The Federal Government’s Role in Nurturing Families
Families are children’s most important teachers, nurses, nutritionists, safety officers, and mentors. Strong communities are needed to support families in these roles. Yet, too many families struggle to provide the nurturing and stable home environments children need. Through a combination of poverty and stress, immaturity and mental illness among parents, too many children are vulnerable to a host of poor outcomes.
Research is clear on the critical importance of a child having consistent and loving family relationships, but the federal role in promoting such relationships has been one of intense debate. People’s conceptions of what constitutes loving family relationships differ, as do conceptions of the role of faith, values and norms in determining them. This extends to the definition of what constitutes a family and what resultant rights and responsibilities to confer on gay and lesbian couples and the children in their households. It extends to the role of government in promoting marriage or making it a condition of receipt of certain benefits. It also extends to the rights that un-emancipated children have in relation to their parents in such fundamental issues as selecting a faith or making decisions about their education.
While these issues remain subject to sharp division and debate, the federal government has enacted a wide array of demonstration grants to strengthen families, including programs designed to reduce adolescent pregnancy and fatherhood initiatives to increase the role of fathers in supporting their children, economically and emotionally. Some of these have been “faith-based” initiatives, recognizing the important role that faith institutions play in families’ lives but seeking to be non-sectarian or non-doctrinaire within the approach itself.
Nurturing Families and Challenges Ahead
Although many single parents do an excellent job raising their children, research also is clear that children do best in stable and nurturing households where there are two parents to provide support. When people talk about the “breakdown of the family,” they most often do so with respect to the increase in single parenting and divorce, which has occurred across all racial and ethnic groups.
In one of the most significant demographic trends in America, the rise in births to unmarried women and the rise in divorce rates among those who do marry have resulted in a commensurate rise in the proportion of children who spend at least part of their lives growing up in single-parent households.

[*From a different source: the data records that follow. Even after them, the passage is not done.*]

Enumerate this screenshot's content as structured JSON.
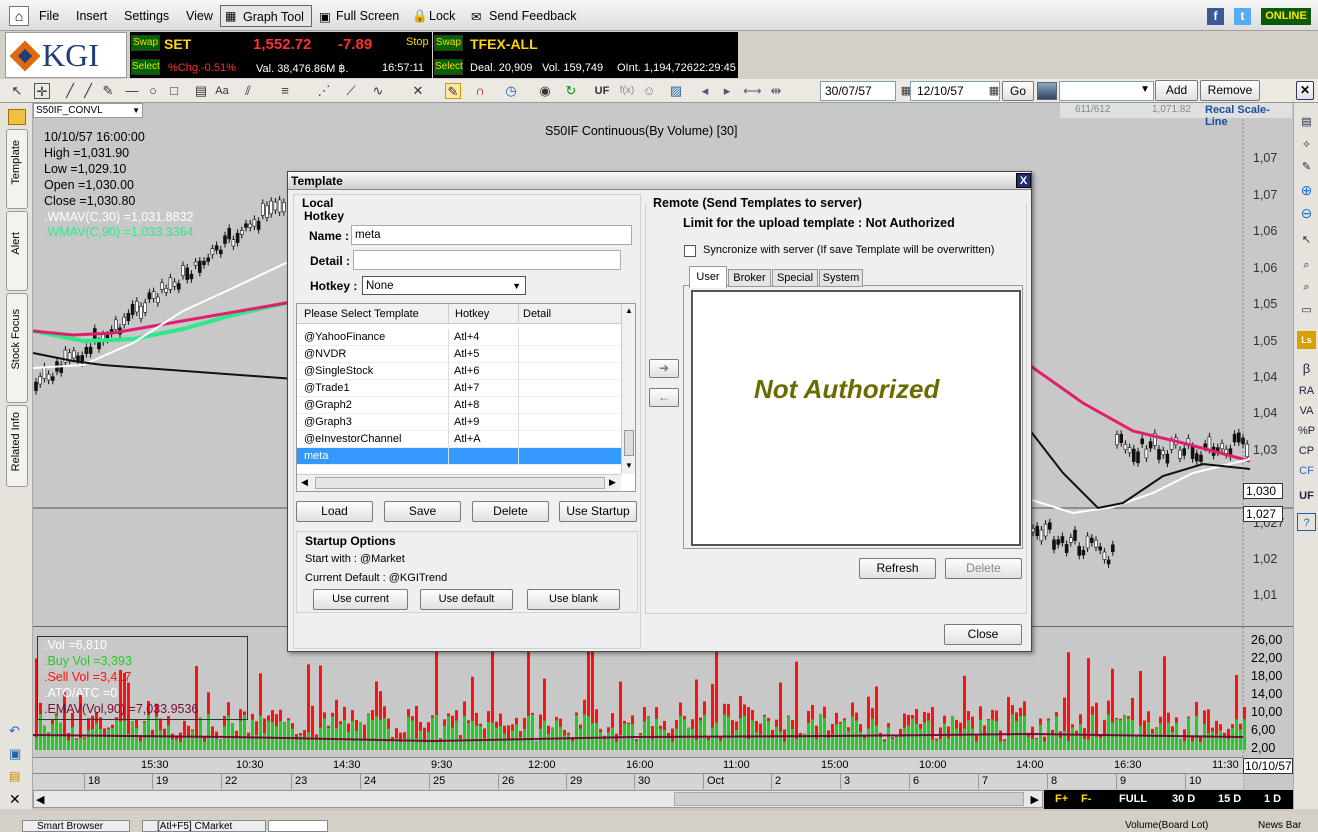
{
  "menu": {
    "items": [
      "File",
      "Insert",
      "Settings",
      "View",
      "Graph Tool",
      "Full Screen",
      "Lock",
      "Send Feedback"
    ],
    "online": "ONLINE"
  },
  "logo": {
    "text": "KGI"
  },
  "ticker1": {
    "swap": "Swap",
    "select": "Select",
    "symbol": "SET",
    "price": "1,552.72",
    "change": "-7.89",
    "stop": "Stop",
    "pct": "%Chg.-0.51%",
    "val": "Val. 38,476.86M ฿.",
    "time": "16:57:11"
  },
  "ticker2": {
    "swap": "Swap",
    "select": "Select",
    "symbol": "TFEX-ALL",
    "deal": "Deal. 20,909",
    "vol": "Vol. 159,749",
    "oint": "OInt. 1,194,726",
    "time": "22:29:45"
  },
  "toolbar": {
    "uf": "UF",
    "date_from": "30/07/57",
    "date_to": "12/10/57",
    "go": "Go",
    "add": "Add",
    "remove": "Remove",
    "page": "611/612",
    "value": "1,071.82",
    "recal": "Recal Scale-Line"
  },
  "chart": {
    "symbol": "S50IF_CONVL",
    "title": "S50IF Continuous(By Volume) [30]",
    "info": [
      "10/10/57 16:00:00",
      "High  =1,031.90",
      "Low  =1,029.10",
      "Open  =1,030.00",
      "Close  =1,030.80"
    ],
    "wmav30": ".WMAV(C,30)    =1,031.8832",
    "wmav90": ".WMAV(C,90)    =1,033.3364",
    "yaxis": [
      "1,07",
      "1,07",
      "1,06",
      "1,06",
      "1,05",
      "1,05",
      "1,04",
      "1,04",
      "1,03",
      "1,027",
      "1,02",
      "1,01"
    ],
    "last1": "1,030",
    "last2": "1,027",
    "vol": {
      "vol": ".Vol    =6,810",
      "buy": ".Buy Vol    =3,393",
      "sell": ".Sell Vol    =3,417",
      "ato": ".ATO/ATC    =0",
      "emav": ".EMAV(Vol,90)    =7,033.9536"
    },
    "volaxis": [
      "26,00",
      "22,00",
      "18,00",
      "14,00",
      "10,00",
      "6,00",
      "2,00"
    ],
    "times": [
      "15:30",
      "10:30",
      "14:30",
      "9:30",
      "12:00",
      "16:00",
      "11:00",
      "15:00",
      "10:00",
      "14:00",
      "16:30",
      "11:30"
    ],
    "dates": [
      "18",
      "19",
      "22",
      "23",
      "24",
      "25",
      "26",
      "29",
      "30",
      "Oct",
      "2",
      "3",
      "6",
      "7",
      "8",
      "9",
      "10"
    ],
    "lastdate": "10/10/57",
    "bottom": [
      "F+",
      "F-",
      "FULL",
      "30 D",
      "15 D",
      "1 D"
    ],
    "series_colors": {
      "wmav30": "#ffffff",
      "wmav90": "#2ee88a",
      "ema": "#e0206e",
      "volbuy": "#22cc22",
      "volsell": "#ff1010"
    }
  },
  "sidetabs": [
    "Template",
    "Alert",
    "Stock Focus",
    "Related Info"
  ],
  "righticons": [
    "β",
    "RA",
    "VA",
    "%P",
    "CP",
    "CF",
    "UF"
  ],
  "dialog": {
    "title": "Template",
    "close_x": "X",
    "local": "Local",
    "hotkey_section": "Hotkey",
    "name_label": "Name :",
    "name_value": "meta",
    "detail_label": "Detail :",
    "hotkey_label": "Hotkey :",
    "hotkey_value": "None",
    "columns": [
      "Please Select Template",
      "Hotkey",
      "Detail"
    ],
    "rows": [
      [
        "@YahooFinance",
        "Atl+4"
      ],
      [
        "@NVDR",
        "Atl+5"
      ],
      [
        "@SingleStock",
        "Atl+6"
      ],
      [
        "@Trade1",
        "Atl+7"
      ],
      [
        "@Graph2",
        "Atl+8"
      ],
      [
        "@Graph3",
        "Atl+9"
      ],
      [
        "@eInvestorChannel",
        "Atl+A"
      ],
      [
        "meta",
        ""
      ]
    ],
    "load": "Load",
    "save": "Save",
    "delete": "Delete",
    "use_startup": "Use Startup",
    "startup": "Startup Options",
    "start_with": "Start with :   @Market",
    "current_default": "Current Default :   @KGITrend",
    "use_current": "Use current",
    "use_default": "Use default",
    "use_blank": "Use blank",
    "remote": "Remote (Send Templates to server)",
    "limit": "Limit for the upload template :   Not Authorized",
    "sync": "Syncronize with server  (If save Template will be overwritten)",
    "tabs": [
      "User",
      "Broker",
      "Special",
      "System"
    ],
    "not_auth": "Not Authorized",
    "refresh": "Refresh",
    "rdelete": "Delete",
    "close": "Close"
  },
  "taskbar": [
    "Smart Browser",
    "[Atl+F5] CMarket",
    "Volume(Board Lot)",
    "News Bar"
  ]
}
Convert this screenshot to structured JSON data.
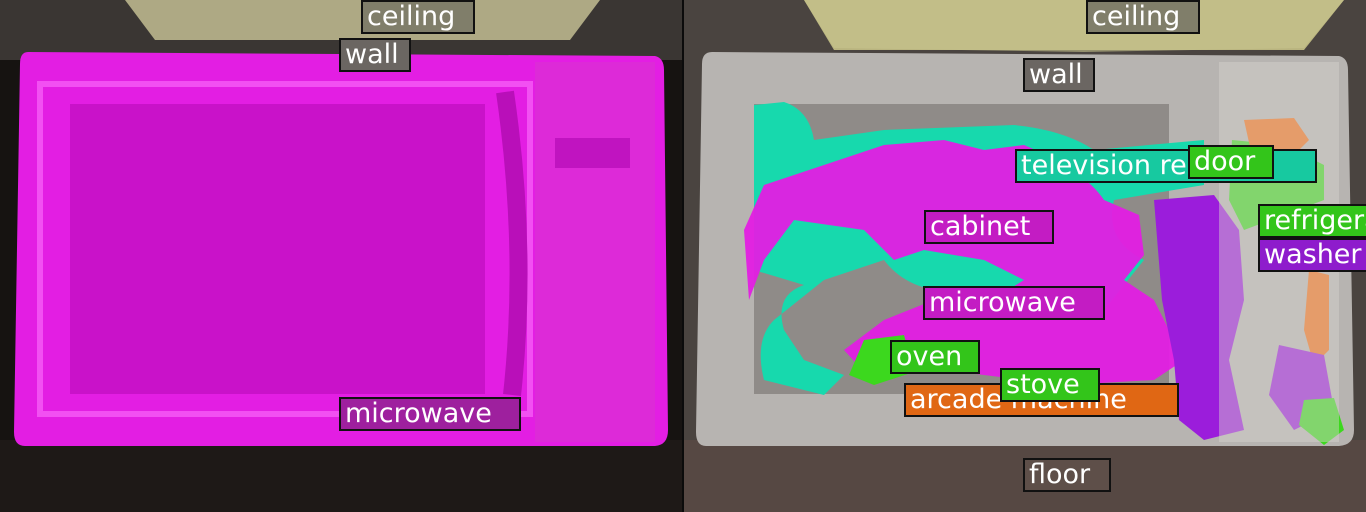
{
  "colors": {
    "microwave": "#e31ee3",
    "television": "#17d9ad",
    "door": "#3cd81e",
    "arcade_machine": "#f07018",
    "washer": "#9b1ddb",
    "refrigerator": "#3cd81e",
    "ceiling": "#c8c48e",
    "wall": "#7a7570",
    "floor": "#5a4b45"
  },
  "left_panel": {
    "labels": [
      {
        "text": "ceiling",
        "color": "#807e6a"
      },
      {
        "text": "wall",
        "color": "#6b6662"
      },
      {
        "text": "microwave",
        "color": "#9e209e"
      }
    ]
  },
  "right_panel": {
    "labels": [
      {
        "text": "ceiling",
        "color": "#807e6a"
      },
      {
        "text": "wall",
        "color": "#6b6662"
      },
      {
        "text": "television receiver",
        "color": "#17c9a0"
      },
      {
        "text": "door",
        "color": "#33c51a"
      },
      {
        "text": "cabinet",
        "color": "#c31cc3"
      },
      {
        "text": "refrigerator",
        "color": "#33c51a"
      },
      {
        "text": "washer",
        "color": "#8e1ccc"
      },
      {
        "text": "microwave",
        "color": "#c31cc3"
      },
      {
        "text": "oven",
        "color": "#33c51a"
      },
      {
        "text": "stove",
        "color": "#33c51a"
      },
      {
        "text": "arcade machine",
        "color": "#e06714"
      },
      {
        "text": "floor",
        "color": "#5e4f49"
      }
    ]
  }
}
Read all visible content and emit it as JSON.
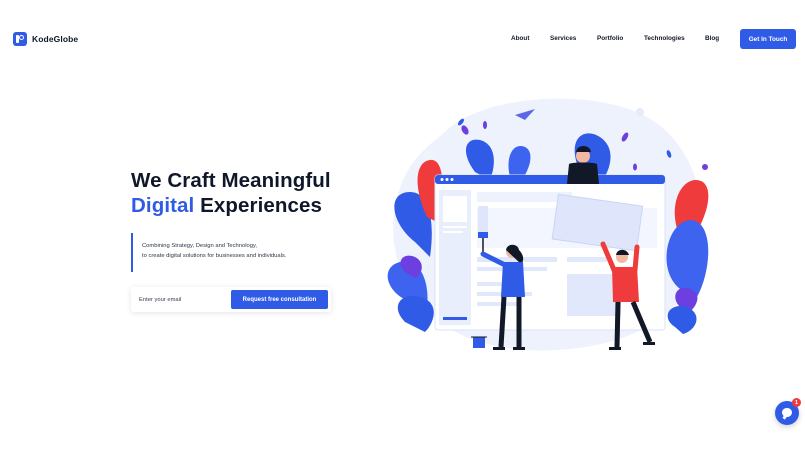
{
  "brand": {
    "name": "KodeGlobe"
  },
  "nav": {
    "items": [
      {
        "label": "About"
      },
      {
        "label": "Services"
      },
      {
        "label": "Portfolio"
      },
      {
        "label": "Technologies"
      },
      {
        "label": "Blog"
      }
    ],
    "cta_label": "Get In Touch"
  },
  "hero": {
    "headline_line1": "We Craft Meaningful",
    "headline_accent": "Digital",
    "headline_rest": " Experiences",
    "tagline_line1": "Combining Strategy, Design and Technology,",
    "tagline_line2": "to create digital solutions for businesses and individuals.",
    "email_placeholder": "Enter your email",
    "submit_label": "Request free consultation"
  },
  "chat": {
    "badge_count": "1"
  },
  "colors": {
    "accent": "#2f5be7",
    "red": "#ef3b3b",
    "purple": "#6d3fe0",
    "light_blue": "#e9eefc"
  }
}
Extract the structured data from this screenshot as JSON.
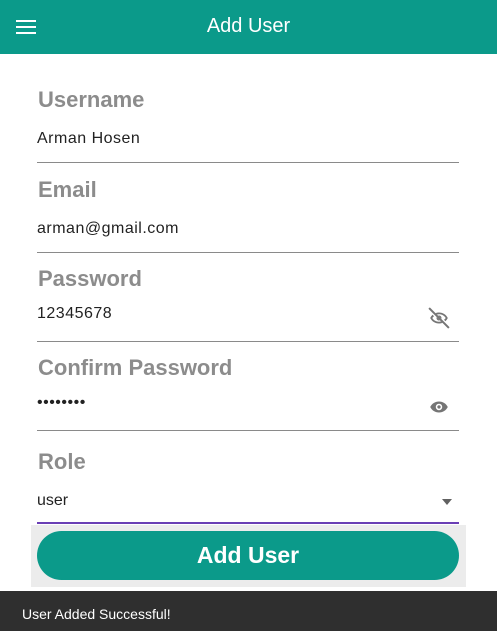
{
  "appbar": {
    "title": "Add User",
    "menu_icon": "menu-icon",
    "background": "#0b9a8a"
  },
  "form": {
    "username": {
      "label": "Username",
      "value": "Arman Hosen"
    },
    "email": {
      "label": "Email",
      "value": "arman@gmail.com"
    },
    "password": {
      "label": "Password",
      "value": "12345678",
      "toggle_icon": "visibility-off-icon"
    },
    "confirm_password": {
      "label": "Confirm Password",
      "value": "••••••••",
      "toggle_icon": "visibility-icon"
    },
    "role": {
      "label": "Role",
      "value": "user",
      "caret_icon": "arrow-drop-down-icon",
      "focus_color": "#6a3fb5"
    }
  },
  "submit": {
    "label": "Add User",
    "color": "#0b9a8a"
  },
  "snackbar": {
    "message": "User Added Successful!"
  }
}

The U.S. Census shows that there has been a steady increase in the proportion of all births that are to single mothers—from 5 percent in 1960 to 32 percent in 1995 to 41 percent in 2009. There has been a similar rise in the proportion of children under 18 living in a single-parent household, from 9 percent of all children in 1960 to 34 percent in 2009. Over four in five of these single-parent families are headed by women, and these families are five times more likely than married-couple families to be living in poverty. Divorce accounts for a significant share of at least temporary single-parenting, with half of all marriages ending in divorce. When there is domestic violence or high levels of conflict among parents, divorce may be better for the child, but in almost all instances divorce represents an adverse childhood experience that requires additional attention in order to mitigate risks of harm to the child. All these have consequences on children and their opportunity to grow into healthy, successful adults.
The family is the foundation for the next generation, and children do best in families with stable, nurturing, consistent care. Yet family structure is changing in America, most notably with an increase in single parenting.
What federal actions can be taken, in particular, to address the growth of single parenting and its implications to children’s nurturing and development?
Research also shows that women without a high-school diploma are more likely to live in poverty, be unmarried, have more children and bear them at a younger age. The fathers of their children similarly are much more likely to have low education, criminal justice-system involvement, and difficulty obtaining and keeping employment. While not the only cause of single-parenting and child poverty, lack of education and the opportunity it provides for economic success play a significant role. Although adolescent parenting has declined, becoming a teen parent remains a leading reason for dropping out of high school. Sixty percent of unmarried teen mothers do not complete high school and 98 percent do not obtain a college degree.
Context for Federal Electoral Dialogue
There is general consensus that government should recognize and support families as the foundation of society and respect their rights to raise children according to their values. Yet this is not absolute. On some issues, such as child safety and protection from abuse, the public views the child’s needs as superseding parental rights. On others, such as federal economic and social policies regarding the legal definition of their parents for children living with gay and lesbian couples, government is the final authority, as it has been in determining voting rights for women and minorities and interracial couples. On others, such as how to better support families in provide nurturing environments for their children, government policies and practices within existing public systems play a role.